Lombard was a mess by now. His body was riddled with wounds. His chest heaved up and down as his body fought to get the oxygen he needed. He was thoroughly battered, thoroughly filthy, and by all accounts, he looked like a man with one foot in the grave already. Yet still, much to Gorm's annoyance, despite his state, the man still remained his composure to an impossible degree.
It irritated Gorm beyond belief. That kind of calm expression, it was the look of a man that had something else up his sleeve. But Gorm knew there was nothing – Lombard simply didn't have the men to try anything else.
Gorm looked past him. He was in no hurry to finish him off just yet. He watched as the men stampeded into the heart of camp. He would have barked at them for their childishness, for not rushing around to immediately hit the enemy in the back, but he had to acknowledge it himself – this had been a hard-fought victory. They deserved their fun.
A torch was torn from its stand, as the first of many tents caught fire.
The smoke billowed, and drifted into the distance. It was a smoke that carried with it many emotions. Fear, regret, anxiety.

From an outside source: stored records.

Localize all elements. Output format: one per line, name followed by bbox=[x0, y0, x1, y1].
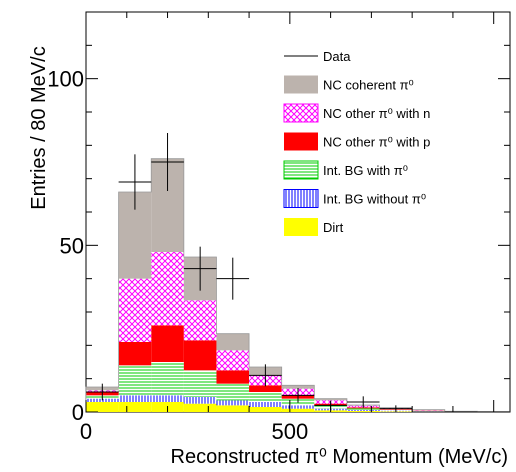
bar-nc-other-with-n-1 bbox=[118, 278, 152, 342]
legend-item-int-bg-with: Int. BG with π⁰ bbox=[283, 160, 408, 180]
legend-swatch-nc-coherent bbox=[284, 75, 318, 94]
y-tick-label-100: 100 bbox=[47, 67, 84, 92]
y-tick-label-50: 50 bbox=[60, 233, 84, 258]
bar-int-bg-with-3 bbox=[183, 370, 217, 397]
legend-item-data: Data bbox=[284, 49, 351, 64]
data-point-3 bbox=[183, 246, 217, 291]
bar-int-bg-with-2 bbox=[151, 362, 184, 396]
bar-dirt-8 bbox=[346, 411, 380, 412]
data-point-2 bbox=[151, 133, 184, 191]
bar-nc-other-with-p-1 bbox=[118, 342, 152, 366]
bar-nc-coherent-7 bbox=[314, 398, 347, 401]
legend-swatch-int-bg-without bbox=[283, 189, 319, 208]
legend-label-int-bg-without: Int. BG without π⁰ bbox=[323, 192, 426, 207]
data-points bbox=[86, 133, 510, 413]
bar-dirt-5 bbox=[249, 407, 282, 412]
data-point-6 bbox=[281, 388, 315, 403]
legend-item-nc-other-with-p: NC other π⁰ with p bbox=[284, 132, 430, 151]
x-axis-title: Reconstructed π⁰ Momentum (MeV/c) bbox=[171, 446, 508, 468]
bar-nc-other-with-p-8 bbox=[346, 407, 380, 409]
bar-int-bg-without-5 bbox=[249, 402, 282, 407]
bar-int-bg-with-10 bbox=[412, 410, 445, 412]
bar-int-bg-with-8 bbox=[346, 408, 380, 410]
bar-dirt-3 bbox=[183, 403, 217, 412]
bar-int-bg-without-4 bbox=[216, 400, 250, 406]
data-point-5 bbox=[249, 364, 282, 387]
bar-int-bg-without-6 bbox=[281, 405, 315, 409]
data-point-4 bbox=[216, 257, 250, 300]
axes: 0 50 100 0 500 bbox=[47, 11, 510, 444]
legend-swatch-dirt bbox=[284, 218, 318, 236]
bar-nc-other-with-n-4 bbox=[216, 350, 250, 371]
bar-nc-other-with-p-3 bbox=[183, 340, 217, 371]
data-point-1 bbox=[118, 154, 152, 210]
bar-int-bg-with-4 bbox=[216, 383, 250, 401]
bar-int-bg-without-8 bbox=[346, 410, 380, 411]
legend: Data NC coherent π⁰ NC other π⁰ with n NC o… bbox=[283, 49, 430, 236]
x-tick-label-500: 500 bbox=[271, 419, 308, 444]
bar-nc-coherent-6 bbox=[281, 385, 315, 389]
legend-item-nc-coherent: NC coherent π⁰ bbox=[284, 75, 414, 94]
bar-nc-other-with-p-2 bbox=[151, 325, 184, 362]
bar-dirt-6 bbox=[281, 408, 315, 412]
y-axis-title: Entries / 80 MeV/c bbox=[28, 46, 50, 209]
bar-dirt-1 bbox=[118, 402, 152, 412]
bar-dirt-4 bbox=[216, 405, 250, 412]
legend-label-nc-other-with-n: NC other π⁰ with n bbox=[323, 106, 430, 121]
legend-item-int-bg-without: Int. BG without π⁰ bbox=[283, 189, 426, 208]
legend-label-nc-other-with-p: NC other π⁰ with p bbox=[323, 135, 430, 150]
bar-nc-other-with-n-3 bbox=[183, 300, 217, 341]
legend-item-dirt: Dirt bbox=[284, 218, 344, 236]
bar-int-bg-with-1 bbox=[118, 365, 152, 396]
bar-int-bg-with-5 bbox=[249, 392, 282, 402]
y-tick-label-0: 0 bbox=[72, 400, 84, 425]
legend-item-nc-other-with-n: NC other π⁰ with n bbox=[283, 103, 430, 123]
data-point-0 bbox=[86, 383, 119, 401]
legend-label-dirt: Dirt bbox=[323, 220, 344, 235]
bar-dirt-0 bbox=[86, 402, 119, 412]
legend-label-data: Data bbox=[323, 49, 351, 64]
legend-label-int-bg-with: Int. BG with π⁰ bbox=[323, 163, 408, 178]
stack-outline bbox=[85, 158, 510, 413]
data-point-9 bbox=[379, 405, 413, 412]
bar-nc-other-with-n-2 bbox=[151, 252, 184, 326]
bar-nc-coherent-4 bbox=[216, 333, 250, 351]
legend-label-nc-coherent: NC coherent π⁰ bbox=[323, 78, 414, 93]
legend-swatch-nc-other-with-p bbox=[284, 132, 318, 151]
bar-int-bg-without-1 bbox=[118, 395, 152, 402]
data-point-8 bbox=[346, 396, 380, 408]
bar-int-bg-without-2 bbox=[151, 395, 184, 402]
x-tick-label-0: 0 bbox=[80, 419, 92, 444]
legend-swatch-nc-other-with-n bbox=[283, 103, 319, 123]
legend-swatch-int-bg-with bbox=[283, 160, 319, 180]
bar-nc-other-with-p-4 bbox=[216, 370, 250, 384]
bar-nc-other-with-p-5 bbox=[249, 385, 282, 392]
bar-int-bg-without-3 bbox=[183, 397, 217, 404]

"Look girl, it has already fallen," an old man pointed out to Nila. She tried to speak to them, but none had come to support the cause with her. She turned her eyes towards where he was pointing. Even with the smoke rising so high, it stung her enough to bring tears.
"No..." She said. "There's no way Beam would lose..."
It was half a muttering, half a moan, there was no power in it. It didn't speak with the authority needed to convince a crowd of people. It didn't carry the power needed to move their hearts.